Pour comprendre ce contraste ou plutôt ce chassé-croisé d’opinions que le roi de Prusse signale ici dans les sentimens comparés de l’Angleterre et de l’Autriche, il faut se rappeler les dates avec précision. Au moment où nous sommes, c’est-à-dire dans l’intervalle qui sépare la rupture des négociations par le menaçant départ du prince Menchikof (21 mai 1853) et l’envahissement des principautés danubiennes par l’armée russe (2 juillet), le cabinet de Vienne avait conservé l’espérance de voir le cabinet de Saint-Pétersbourg désavouer son impétueux ambassadeur. M. de Buol, qui après la mort du prince de Schwarzenberg avait été chargé par l’empereur d’Autriche de la direction des affaires étrangères, ne pouvait se décider à croire que le tsar voulût braver l’Europe ; il était persuadé que Menchikof avait dépassé ses instructions, et qu’en tout cas l’impression pénible produite dans le monde entier par ces impérieuses allures serait pour l’esprit élevé de Nicolas Ier un avertissement efficace.

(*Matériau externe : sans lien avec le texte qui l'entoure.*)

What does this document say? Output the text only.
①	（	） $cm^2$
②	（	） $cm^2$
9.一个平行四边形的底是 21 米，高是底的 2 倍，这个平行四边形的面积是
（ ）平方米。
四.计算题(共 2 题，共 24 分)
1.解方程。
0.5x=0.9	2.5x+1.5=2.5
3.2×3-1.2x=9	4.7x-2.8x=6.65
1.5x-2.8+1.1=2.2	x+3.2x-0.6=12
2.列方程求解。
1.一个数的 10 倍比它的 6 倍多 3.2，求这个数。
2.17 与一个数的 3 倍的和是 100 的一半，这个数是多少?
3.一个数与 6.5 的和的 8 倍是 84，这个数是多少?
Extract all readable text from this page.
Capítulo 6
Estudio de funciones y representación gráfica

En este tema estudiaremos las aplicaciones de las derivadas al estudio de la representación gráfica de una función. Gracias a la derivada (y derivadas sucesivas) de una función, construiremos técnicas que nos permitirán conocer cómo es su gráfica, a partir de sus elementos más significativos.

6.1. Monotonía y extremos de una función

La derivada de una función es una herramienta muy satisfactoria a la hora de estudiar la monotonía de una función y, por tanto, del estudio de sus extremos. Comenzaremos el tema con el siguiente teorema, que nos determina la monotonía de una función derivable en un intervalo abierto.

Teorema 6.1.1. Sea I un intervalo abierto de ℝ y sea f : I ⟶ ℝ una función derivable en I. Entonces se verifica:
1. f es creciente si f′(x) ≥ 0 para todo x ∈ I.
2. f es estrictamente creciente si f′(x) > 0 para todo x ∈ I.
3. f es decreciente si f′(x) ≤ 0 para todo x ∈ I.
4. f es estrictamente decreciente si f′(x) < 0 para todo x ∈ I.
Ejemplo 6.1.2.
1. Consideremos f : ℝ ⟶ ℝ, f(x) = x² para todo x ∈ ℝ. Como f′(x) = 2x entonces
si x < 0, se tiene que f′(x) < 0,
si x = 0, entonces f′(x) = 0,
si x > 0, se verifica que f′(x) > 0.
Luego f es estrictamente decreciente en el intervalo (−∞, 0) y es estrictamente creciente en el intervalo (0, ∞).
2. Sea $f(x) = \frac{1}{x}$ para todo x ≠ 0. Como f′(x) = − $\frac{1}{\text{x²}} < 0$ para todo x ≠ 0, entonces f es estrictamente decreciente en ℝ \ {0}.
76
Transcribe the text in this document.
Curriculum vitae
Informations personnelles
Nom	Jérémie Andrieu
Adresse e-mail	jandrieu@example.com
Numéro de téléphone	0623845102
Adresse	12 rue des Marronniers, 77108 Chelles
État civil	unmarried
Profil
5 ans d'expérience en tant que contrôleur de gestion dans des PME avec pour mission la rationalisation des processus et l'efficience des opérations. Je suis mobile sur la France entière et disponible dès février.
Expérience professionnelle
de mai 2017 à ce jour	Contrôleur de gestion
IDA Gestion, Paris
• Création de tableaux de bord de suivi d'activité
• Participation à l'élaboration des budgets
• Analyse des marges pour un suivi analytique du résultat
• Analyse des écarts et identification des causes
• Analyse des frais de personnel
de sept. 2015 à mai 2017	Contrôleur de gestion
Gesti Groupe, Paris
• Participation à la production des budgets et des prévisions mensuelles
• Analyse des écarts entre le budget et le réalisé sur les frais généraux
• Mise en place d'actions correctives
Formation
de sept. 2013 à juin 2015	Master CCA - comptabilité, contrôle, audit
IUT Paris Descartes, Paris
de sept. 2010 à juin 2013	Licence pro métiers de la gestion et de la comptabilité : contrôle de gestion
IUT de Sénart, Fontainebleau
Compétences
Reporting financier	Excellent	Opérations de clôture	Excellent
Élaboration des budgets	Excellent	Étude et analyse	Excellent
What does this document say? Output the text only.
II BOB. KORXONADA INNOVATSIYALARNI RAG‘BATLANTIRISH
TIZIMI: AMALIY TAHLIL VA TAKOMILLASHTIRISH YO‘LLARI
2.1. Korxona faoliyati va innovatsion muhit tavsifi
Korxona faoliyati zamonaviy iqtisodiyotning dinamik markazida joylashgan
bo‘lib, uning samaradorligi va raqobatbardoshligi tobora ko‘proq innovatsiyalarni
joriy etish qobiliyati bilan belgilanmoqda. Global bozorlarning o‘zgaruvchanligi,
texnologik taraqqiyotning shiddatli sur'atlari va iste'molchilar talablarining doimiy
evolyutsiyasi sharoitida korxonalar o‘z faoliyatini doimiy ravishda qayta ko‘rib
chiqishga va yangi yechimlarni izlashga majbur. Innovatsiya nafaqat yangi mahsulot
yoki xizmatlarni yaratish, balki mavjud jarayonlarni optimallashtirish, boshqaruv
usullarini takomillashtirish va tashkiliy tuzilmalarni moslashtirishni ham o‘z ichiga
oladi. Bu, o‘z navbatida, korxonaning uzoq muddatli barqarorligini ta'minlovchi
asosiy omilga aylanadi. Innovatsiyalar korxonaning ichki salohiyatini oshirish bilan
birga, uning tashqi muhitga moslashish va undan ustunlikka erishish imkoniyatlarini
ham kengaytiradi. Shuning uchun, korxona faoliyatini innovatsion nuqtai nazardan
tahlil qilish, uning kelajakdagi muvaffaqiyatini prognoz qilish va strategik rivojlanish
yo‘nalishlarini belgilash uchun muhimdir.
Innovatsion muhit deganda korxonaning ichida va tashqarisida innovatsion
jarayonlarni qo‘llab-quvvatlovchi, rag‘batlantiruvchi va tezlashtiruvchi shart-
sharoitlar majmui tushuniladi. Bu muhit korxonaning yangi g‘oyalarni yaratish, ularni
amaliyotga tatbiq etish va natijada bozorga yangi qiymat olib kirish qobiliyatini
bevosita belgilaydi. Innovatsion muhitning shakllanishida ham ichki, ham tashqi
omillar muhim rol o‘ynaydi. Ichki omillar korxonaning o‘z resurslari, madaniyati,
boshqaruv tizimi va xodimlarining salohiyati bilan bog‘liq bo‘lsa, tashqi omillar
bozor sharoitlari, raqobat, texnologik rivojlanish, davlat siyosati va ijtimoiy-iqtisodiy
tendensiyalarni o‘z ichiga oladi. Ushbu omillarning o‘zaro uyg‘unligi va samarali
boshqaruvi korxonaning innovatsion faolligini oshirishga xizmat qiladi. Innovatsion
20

Aussi le cabinet de Vienne, qui au début de l’affaire

  1. On a remarqué avec raison que l’équivalent précis de ces mots si français, généreux, générosité, n’existe pas dans la langue allemande. Frédéric-Guillaume est obligé de nous les emprunter pour exprimer son sentiment : « Oesterreich hat sich zur damaligen brittischen Generosität erhoben. Ich gehe entschieden mit den generosen. »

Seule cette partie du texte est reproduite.